Thursday, March 12, 2015

Arsenic and Evolution

In South America's Atacama Dessert, the water is rich in arsenic, as much as 20 times the levels considered safe for consumption. So over the 10,000 years people have lived there they have evolved substantial resistance to arsenic. Scientists have recently identified one of the genes responsible, a variant of one called AS3MT that codes for a liver protein.

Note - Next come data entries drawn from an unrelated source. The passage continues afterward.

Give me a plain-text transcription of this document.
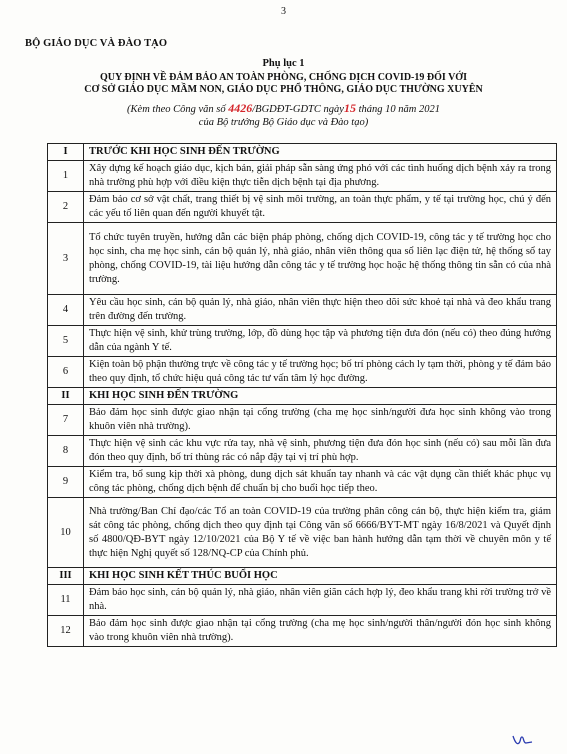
3
BỘ GIÁO DỤC VÀ ĐÀO TẠO
Phụ lục 1
QUY ĐỊNH VỀ ĐẢM BẢO AN TOÀN PHÒNG, CHỐNG DỊCH COVID-19 ĐỐI VỚI
CƠ SỞ GIÁO DỤC MẦM NON, GIÁO DỤC PHỔ THÔNG, GIÁO DỤC THƯỜNG XUYÊN
(Kèm theo Công văn số 4426/BGDĐT-GDTC ngày15 tháng 10 năm 2021
của Bộ trưởng Bộ Giáo dục và Đào tạo)
I	TRƯỚC KHI HỌC SINH ĐẾN TRƯỜNG
1	Xây dựng kế hoạch giáo dục, kịch bản, giải pháp sẵn sàng ứng phó với các tình huống dịch bệnh xảy ra trong nhà trường phù hợp với điều kiện thực tiễn dịch bệnh tại địa phương.
2	Đảm bảo cơ sở vật chất, trang thiết bị vệ sinh môi trường, an toàn thực phẩm, y tế tại trường học, chú ý đến các yếu tố liên quan đến người khuyết tật.
3	Tổ chức tuyên truyền, hướng dẫn các biện pháp phòng, chống dịch COVID-19, công tác y tế trường học cho học sinh, cha mẹ học sinh, cán bộ quản lý, nhà giáo, nhân viên thông qua sổ liên lạc điện tử, hệ thống sổ tay phòng, chống COVID-19, tài liệu hướng dẫn công tác y tế trường học hoặc hệ thống thông tin sẵn có của nhà trường.
4	Yêu cầu học sinh, cán bộ quản lý, nhà giáo, nhân viên thực hiện theo dõi sức khoẻ tại nhà và đeo khẩu trang trên đường đến trường.
5	Thực hiện vệ sinh, khử trùng trường, lớp, đồ dùng học tập và phương tiện đưa đón (nếu có) theo đúng hướng dẫn của ngành Y tế.
6	Kiện toàn bộ phận thường trực về công tác y tế trường học; bố trí phòng cách ly tạm thời, phòng y tế đảm bảo theo quy định, tổ chức hiệu quả công tác tư vấn tâm lý học đường.
II	KHI HỌC SINH ĐẾN TRƯỜNG
7	Bảo đảm học sinh được giao nhận tại cổng trường (cha mẹ học sinh/người đưa học sinh không vào trong khuôn viên nhà trường).
8	Thực hiện vệ sinh các khu vực rửa tay, nhà vệ sinh, phương tiện đưa đón học sinh (nếu có) sau mỗi lần đưa đón theo quy định, bố trí thùng rác có nắp đậy tại vị trí phù hợp.
9	Kiểm tra, bổ sung kịp thời xà phòng, dung dịch sát khuẩn tay nhanh và các vật dụng cần thiết khác phục vụ công tác phòng, chống dịch bệnh để chuẩn bị cho buổi học tiếp theo.
10	Nhà trường/Ban Chỉ đạo/các Tổ an toàn COVID-19 của trường phân công cán bộ, thực hiện kiểm tra, giám sát công tác phòng, chống dịch theo quy định tại Công văn số 6666/BYT-MT ngày 16/8/2021 và Quyết định số 4800/QĐ-BYT ngày 12/10/2021 của Bộ Y tế về việc ban hành hướng dẫn tạm thời về chuyên môn y tế thực hiện Nghị quyết số 128/NQ-CP của Chính phủ.
III	KHI HỌC SINH KẾT THÚC BUỔI HỌC
11	Đảm bảo học sinh, cán bộ quản lý, nhà giáo, nhân viên giãn cách hợp lý, đeo khẩu trang khi rời trường trở về nhà.
12	Bảo đảm học sinh được giao nhận tại cổng trường (cha mẹ học sinh/người thân/người đón học sinh không vào trong khuôn viên nhà trường).
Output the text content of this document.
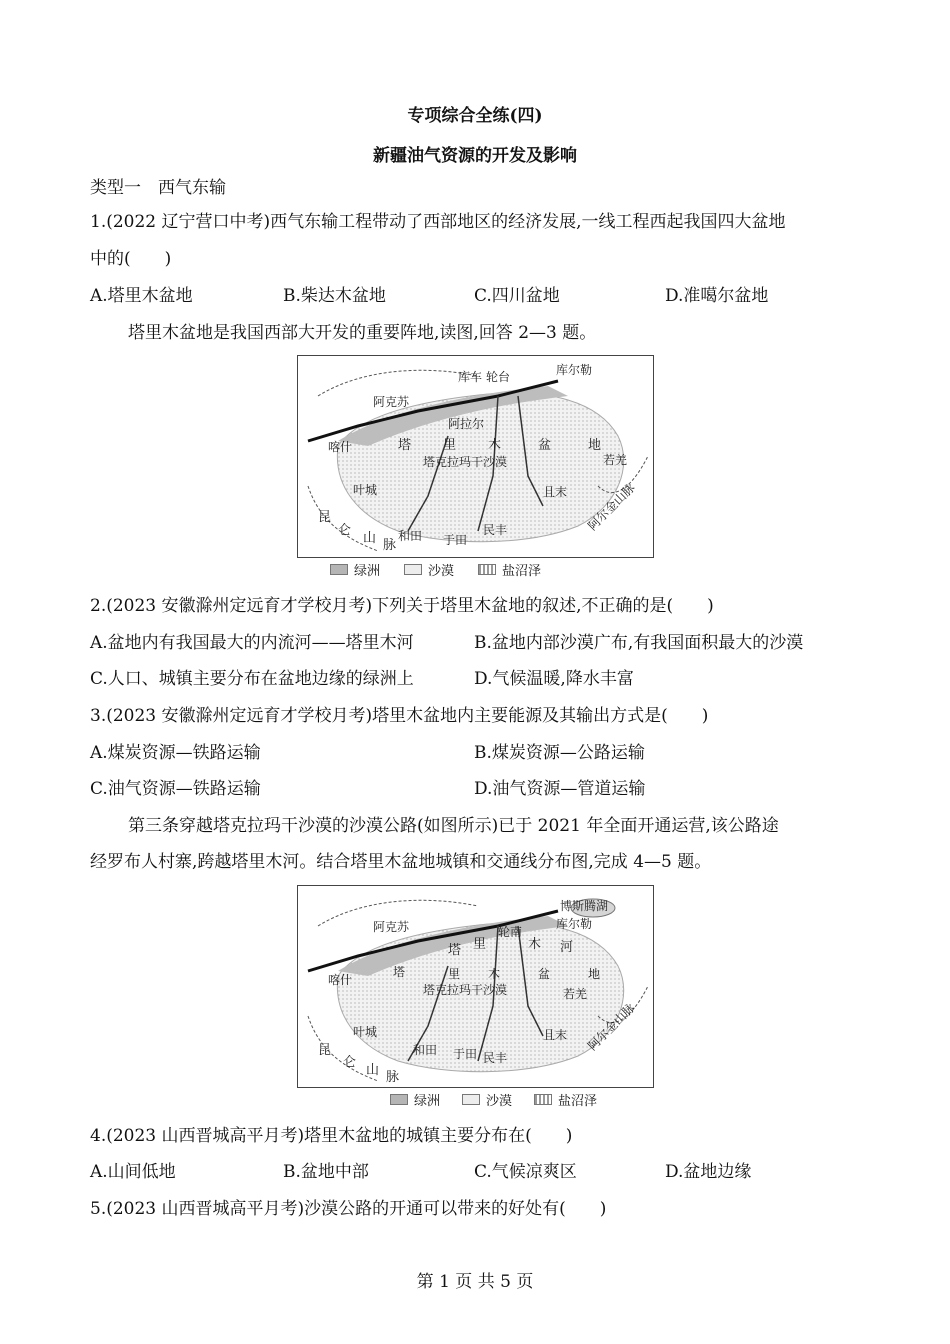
专项综合全练(四)
新疆油气资源的开发及影响
类型一　西气东输
1.(2022 辽宁营口中考)西气东输工程带动了西部地区的经济发展,一线工程西起我国四大盆地
中的(　　)
A.塔里木盆地	B.柴达木盆地	C.四川盆地	D.准噶尔盆地
塔里木盆地是我国西部大开发的重要阵地,读图,回答 2—3 题。
库车 轮台	库尔勒
阿克苏
阿拉尔
喀什	塔 里 木	盆	地
塔克拉玛干沙漠	若羌
且末
叶城
和田 于田
民丰
昆
仑
山 脉
阿尔金山脉
绿洲	沙漠	盐沼泽
2.(2023 安徽滁州定远育才学校月考)下列关于塔里木盆地的叙述,不正确的是(　　)
A.盆地内有我国最大的内流河——塔里木河	B.盆地内部沙漠广布,有我国面积最大的沙漠
C.人口、城镇主要分布在盆地边缘的绿洲上	D.气候温暖,降水丰富
3.(2023 安徽滁州定远育才学校月考)塔里木盆地内主要能源及其输出方式是(　　)
A.煤炭资源—铁路运输	B.煤炭资源—公路运输
C.油气资源—铁路运输	D.油气资源—管道运输
第三条穿越塔克拉玛干沙漠的沙漠公路(如图所示)已于 2021 年全面开通运营,该公路途
经罗布人村寨,跨越塔里木河。结合塔里木盆地城镇和交通线分布图,完成 4—5 题。
博斯腾湖
阿克苏	轮南
库尔勒
塔 里	木 河
喀什
塔	里 木	盆	地
塔克拉玛干沙漠	若羌
且末
叶城
和田 于田 民丰
昆
仑
山 脉
阿尔金山脉
绿洲	沙漠	盐沼泽
4.(2023 山西晋城高平月考)塔里木盆地的城镇主要分布在(　　)
A.山间低地	B.盆地中部	C.气候凉爽区	D.盆地边缘
5.(2023 山西晋城高平月考)沙漠公路的开通可以带来的好处有(　　)
第 1 页 共 5 页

The entry of humans in to more and more environments in diverse parts of the world, with diverse parasites and poisons, is one of the reasons why our evolution has speeded up so dramatically in the past 100,000 years.

3 comments:

  1. Out of curiosity, why is it when a bird or a lizard or whatever spreads to a different region and adapts to local conditions, we consider them to be different or at least sub-species; but when humans do it we make no such distinctions?

    ReplyDelete
  2. Then again, given how tribally divided humanity already is, maybe that'd just be adding fuel to the fire?

    ReplyDelete
  3. The findings of recent genetic studies absolutely could be grist for the mill of racists. If evolution over the past 20,000 years has been very rapid -- as all the data suggest --then doesn't that mean Africans, Americans and East Asians are a lot more different than liberals want to admit? The counter to that would be that diversity within our young species -- 200,000 years, vs. 2 million for wolves or lions -- is still not very great, and all the evidence suggests that cultural factors override genetic differences. Chinese Americans are different from white or black Americans, but they are even more different from Chinese people living in China.

    I still worry, though, that this new genetic science could lead to a lot of ugliness in the wrong hands, which in turn could lead to strong pressure to repress or deny it. We must take a strong stand that denying the truth is foolish and wrong, and also that our common humanity must override the interesting minor differences between human groups.